Мчится он, свет обогнав,
Весь в ореоле искристом.
Матовый, мертвенный свет
Яркой утробы тоннеля.
Нет закоулков, теней.
Мельком летят серпантины.
Грохот и гул – словно стан
Листопрокатного цеха.
Этот тоннель как сосуд
Молоха миротворенья.
Роком начертанный путь,
Путь небытийности торя,
Тает в размере мой шар,
Брызгами искр исходит.
Вот он уже с апельсин,
Тает шагреневой кожей.
Тает Душа на глазах,
Я же смотрю отстраненно.
Скоро окончится. Все
Кончится вместе со мною.
Сразу закончится путь
Этого небытия.
Вдруг исчез этот яркий тоннель,
Нет ни искр, ни мощного гула.
Снова черный и звездный простор,
Снова в нем раскаленный диск Солнца.
Но теперь я не к Солнцу лечу,
От него совершаю паденье
В бездну, вниз, в беспроглядную мглу,
В сгусток ржаво-коричневой слизи.
Вот все ближе космический шлам.
Мчусь к нему. Мгла редеет, светлея,
Словно жиже становится слизь,
И цвета проступают иные.
В свете яркого солнца лучей
Голубеют края бурой массы,
Стала зелень пейзаж оживлять,
Добавляя все новые краски.
Вижу рек подсиненную чернь,
Облаков вереницы лебяжьи,
С желтизною песчаных пустынь
Контрастируют буйные джунгли.
Вот знакомый бескрайностью луг
С одинокой лежащей фигурой.
Я к нему устремлен, прямо к телу.
И два Я слились сразу в одно.
— Просыпайся, милок. Ты в палате, –
Слышу, чуя шлепки по щекам.
— Все в порядке, ты снова в кровати.
Небытийности путь завершен.
Октябрь 2008
«..Здесь не слышно ни шелеста листьев,
Ни привычного гомона птиц..» (с)
Здесь и автор вдруг рифму отпустит,
На колени падет у божниц.
….
Слизь-то при чем во Вселенной?! Откуда?
Весь стих безрифменный, т.е. белый.
Во Вселенной, как в Греции, всё есть ))). В том числе и космический шлам, и слизь.
Полезней бы было обратить внимание на то, что весь стих разбит на приблизительно равные куски с чередующимися разными трёхсложными метрами — дактиль, амфибрахий, анапест. Я сознательно пошёл на такой эксперимент.
Почему бы и нет? (я о кусках..) Ещё вернусь к ним. Но, слизь в минусовой температуре… Это уж более как! =))

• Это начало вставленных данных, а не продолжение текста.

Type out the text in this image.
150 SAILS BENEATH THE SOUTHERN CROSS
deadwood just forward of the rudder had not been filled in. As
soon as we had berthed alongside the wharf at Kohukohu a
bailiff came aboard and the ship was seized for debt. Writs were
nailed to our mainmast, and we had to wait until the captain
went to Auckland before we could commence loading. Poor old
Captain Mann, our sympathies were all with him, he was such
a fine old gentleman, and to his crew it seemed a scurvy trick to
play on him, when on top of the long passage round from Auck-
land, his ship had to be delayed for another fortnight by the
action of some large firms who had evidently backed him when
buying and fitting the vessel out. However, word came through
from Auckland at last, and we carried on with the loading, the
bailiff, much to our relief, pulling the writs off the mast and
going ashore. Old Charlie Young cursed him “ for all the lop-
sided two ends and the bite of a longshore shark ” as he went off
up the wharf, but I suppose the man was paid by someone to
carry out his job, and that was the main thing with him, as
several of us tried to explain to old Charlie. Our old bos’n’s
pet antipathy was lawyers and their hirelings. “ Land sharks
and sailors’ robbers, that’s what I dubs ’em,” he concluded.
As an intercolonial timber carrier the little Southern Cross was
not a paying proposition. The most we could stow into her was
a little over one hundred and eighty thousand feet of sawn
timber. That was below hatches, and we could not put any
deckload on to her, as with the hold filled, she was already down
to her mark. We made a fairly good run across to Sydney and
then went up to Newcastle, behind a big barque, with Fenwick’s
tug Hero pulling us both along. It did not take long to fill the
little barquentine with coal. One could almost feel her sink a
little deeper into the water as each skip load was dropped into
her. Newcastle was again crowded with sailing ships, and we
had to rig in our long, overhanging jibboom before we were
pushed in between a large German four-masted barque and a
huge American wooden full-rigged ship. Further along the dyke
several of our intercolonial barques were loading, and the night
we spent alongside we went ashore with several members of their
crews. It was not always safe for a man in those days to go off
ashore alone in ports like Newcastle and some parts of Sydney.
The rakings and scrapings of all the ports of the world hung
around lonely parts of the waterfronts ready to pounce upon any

А то, что моё Я пролетело атмосферу и не сгорело — это не «более как»?
Уж ни как не слизью.. Оно было в другом измерении.
В конце концов право автора фантазировать. Это не документальный опус )). Не будем занудствовать по-чиновничьи )).
А кто же умаляет его Право? А что было раньше: чувство или фантазия? Ежели фантазия, то что делать с чувством? =)))
Серьёзная проблема! Не меньше, чем проблема курицы и яйца ))).